L’IA n’est pas seulement dangereuse par la manière qu’elle peut nuire aujourd’hui : par des logiciels espions comme Pegasus pour museler la dissidence politique, par une technologie de reconnaissance faciale pour des fins de profilage racial, par des dispositifs divers qui portent atteinte à la vie privée et autres libertés. Elle sera plus dangereuse encore si l’humanité n’est pas assez préparée à son avènement.

Bien entendu, ils sont innombrables les gains pour l’humanité liés au développement de l’IA : l’accès à des informations de terrain géoréférencées qui rend possible, entre autres, la documentation de nombreux crimes, des enquêtes exhaustives sur la situation des droits humains dans une région. Amnistie internationale a évoqué, entre autres, l’efficacité dans la recherche sur les massacres grâce à ses décodeurs « repéreurs de frappes aériennes » et ses fameuses « Patrouilles de trolls » qui permettent d’identifier des violences en ligne. De nombreux avantages de l’IA ont été inventoriés dans le domaine de la médecine, notamment le pouvoir de détecter l’emplacement et le développement des cellules cancéreuses à une célérité à faire rêver. Elle est en train de développer un énorme potentiel pour anticiper des accidents dus aux maladies cardiaques.

Mais, c’est ce même développement qui laisse envisager des possibilités innombrables d’abus et fait émerger d’importants enjeux éthiques. Les compagnies informatiques devenues d’énormes puissances continuent de vendre des outils d’espionnage en ligne à des gouvernements y compris les plus répressifs. Des cyberattaques ou des menaces en ligne via des logiciels comme Malware, Spyware ou phishing se sont démultipliées. Les gens se trouvent constamment piégés à travers leurs appareils branchés, comme l’explique Agir à partir de quelques cas de figure. Vous recevez un message WhatsApp qui comprend un lien, vous cliquez dessus et vous venez d’installer le logiciel Pegasus qui prendra le contrôle de votre appareil. StealthAgent est un logiciel spyware Android récemment détecté; il intercepte des appels téléphoniques, des messages, vole des images et fait des suivis de vos emplacements successifs.

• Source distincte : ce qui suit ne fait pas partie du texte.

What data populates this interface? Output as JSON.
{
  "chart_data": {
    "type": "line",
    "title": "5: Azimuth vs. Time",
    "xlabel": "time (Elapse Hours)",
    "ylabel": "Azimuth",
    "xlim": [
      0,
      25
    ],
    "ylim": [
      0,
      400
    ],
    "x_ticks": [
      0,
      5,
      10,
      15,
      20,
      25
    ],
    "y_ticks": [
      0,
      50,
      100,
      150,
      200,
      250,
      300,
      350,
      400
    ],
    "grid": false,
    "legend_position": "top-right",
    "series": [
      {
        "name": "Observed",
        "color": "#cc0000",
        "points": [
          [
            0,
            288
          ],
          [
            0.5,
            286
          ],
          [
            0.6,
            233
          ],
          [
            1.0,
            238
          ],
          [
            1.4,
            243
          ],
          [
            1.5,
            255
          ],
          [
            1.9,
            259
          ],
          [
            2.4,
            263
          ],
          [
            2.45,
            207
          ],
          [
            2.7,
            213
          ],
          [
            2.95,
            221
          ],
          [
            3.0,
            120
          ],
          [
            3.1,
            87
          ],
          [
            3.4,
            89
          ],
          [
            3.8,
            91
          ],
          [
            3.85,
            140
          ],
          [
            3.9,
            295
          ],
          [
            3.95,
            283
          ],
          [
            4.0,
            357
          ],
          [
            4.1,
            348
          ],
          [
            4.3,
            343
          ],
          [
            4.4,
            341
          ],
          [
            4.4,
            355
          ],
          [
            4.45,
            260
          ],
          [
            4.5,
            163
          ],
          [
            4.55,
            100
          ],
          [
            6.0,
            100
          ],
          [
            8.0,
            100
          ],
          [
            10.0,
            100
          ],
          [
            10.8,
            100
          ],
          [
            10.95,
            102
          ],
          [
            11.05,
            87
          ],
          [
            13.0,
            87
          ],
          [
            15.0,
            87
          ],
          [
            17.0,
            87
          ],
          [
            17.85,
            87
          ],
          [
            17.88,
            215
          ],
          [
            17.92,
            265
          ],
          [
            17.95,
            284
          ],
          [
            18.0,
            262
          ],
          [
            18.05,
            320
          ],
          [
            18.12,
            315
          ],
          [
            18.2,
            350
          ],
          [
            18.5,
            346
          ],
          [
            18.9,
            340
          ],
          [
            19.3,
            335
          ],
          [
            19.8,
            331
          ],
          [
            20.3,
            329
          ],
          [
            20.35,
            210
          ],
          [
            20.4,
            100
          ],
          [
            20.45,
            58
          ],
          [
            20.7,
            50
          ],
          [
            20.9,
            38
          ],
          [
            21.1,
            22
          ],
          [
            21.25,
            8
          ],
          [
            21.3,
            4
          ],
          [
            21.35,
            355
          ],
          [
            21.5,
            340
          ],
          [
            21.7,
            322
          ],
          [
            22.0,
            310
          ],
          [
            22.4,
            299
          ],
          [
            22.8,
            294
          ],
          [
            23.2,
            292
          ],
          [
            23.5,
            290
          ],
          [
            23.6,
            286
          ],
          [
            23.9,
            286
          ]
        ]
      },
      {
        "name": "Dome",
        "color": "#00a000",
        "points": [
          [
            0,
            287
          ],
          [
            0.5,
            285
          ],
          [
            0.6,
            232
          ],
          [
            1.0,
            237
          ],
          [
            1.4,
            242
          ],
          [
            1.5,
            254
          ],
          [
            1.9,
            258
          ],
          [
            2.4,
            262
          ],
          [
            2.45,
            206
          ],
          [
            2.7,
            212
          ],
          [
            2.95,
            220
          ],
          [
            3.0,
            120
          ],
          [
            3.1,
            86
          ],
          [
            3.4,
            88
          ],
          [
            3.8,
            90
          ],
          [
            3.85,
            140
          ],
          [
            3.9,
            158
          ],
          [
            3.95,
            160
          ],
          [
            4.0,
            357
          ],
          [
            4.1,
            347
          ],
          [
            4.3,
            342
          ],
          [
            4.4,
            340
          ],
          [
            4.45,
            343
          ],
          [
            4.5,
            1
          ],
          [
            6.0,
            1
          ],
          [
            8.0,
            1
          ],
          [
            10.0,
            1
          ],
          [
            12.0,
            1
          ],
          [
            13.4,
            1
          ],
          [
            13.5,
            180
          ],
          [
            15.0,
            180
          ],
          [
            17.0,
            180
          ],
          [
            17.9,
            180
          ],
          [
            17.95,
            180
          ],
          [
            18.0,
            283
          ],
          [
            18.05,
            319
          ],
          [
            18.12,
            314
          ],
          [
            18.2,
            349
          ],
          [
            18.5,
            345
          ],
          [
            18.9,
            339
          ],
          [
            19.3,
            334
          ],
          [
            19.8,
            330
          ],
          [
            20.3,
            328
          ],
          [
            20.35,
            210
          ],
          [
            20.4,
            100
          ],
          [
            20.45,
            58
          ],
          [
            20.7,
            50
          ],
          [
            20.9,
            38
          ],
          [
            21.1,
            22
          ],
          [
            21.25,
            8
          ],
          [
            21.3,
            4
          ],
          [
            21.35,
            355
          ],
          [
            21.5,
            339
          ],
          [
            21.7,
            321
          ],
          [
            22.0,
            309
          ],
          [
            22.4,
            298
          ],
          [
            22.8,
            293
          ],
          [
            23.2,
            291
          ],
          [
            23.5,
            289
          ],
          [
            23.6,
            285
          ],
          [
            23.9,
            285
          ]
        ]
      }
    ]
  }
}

Les avantages que nous observons ne devraient pas nous attendrir…Nous courons des risques majeurs si nous laissons agir seuls ces empires que sont  Google, Apple, Facebook, Amazon (GAFA); Badu, Alibaba, Tencent et Xiaomi (BAT-X).

Face à la cybercensure, la surveillance de masse, les campagnes de cyberattaques, des algorithmes qui peuvent servir à la discrimination et à la manipulation vidéo, les responsables d’Amnistie internationale plaident pour un code d’éthique et un encadrement efficients du développement de l’IA qui pourraient faire en sorte de « mettre les droits humains au cœur du développement et du déploiement des technologies d’apprentissage automatique ».

Des défis nombreux pour notre culture de la paix pointent à l’horizon.

À moins de considérer comme infondé notre sentiment d’insécurité face à toutes ces mutations pour lesquelles nous n’avons pas eu notre mot à dire, nous devrions reconnaître l’urgence d’un débat de société. Les questions les plus urgentes étant : le nouveau rôle de l’État et des parlementaires, le transhumanisme comme choix de société, l’éducation pour notre jeunesse.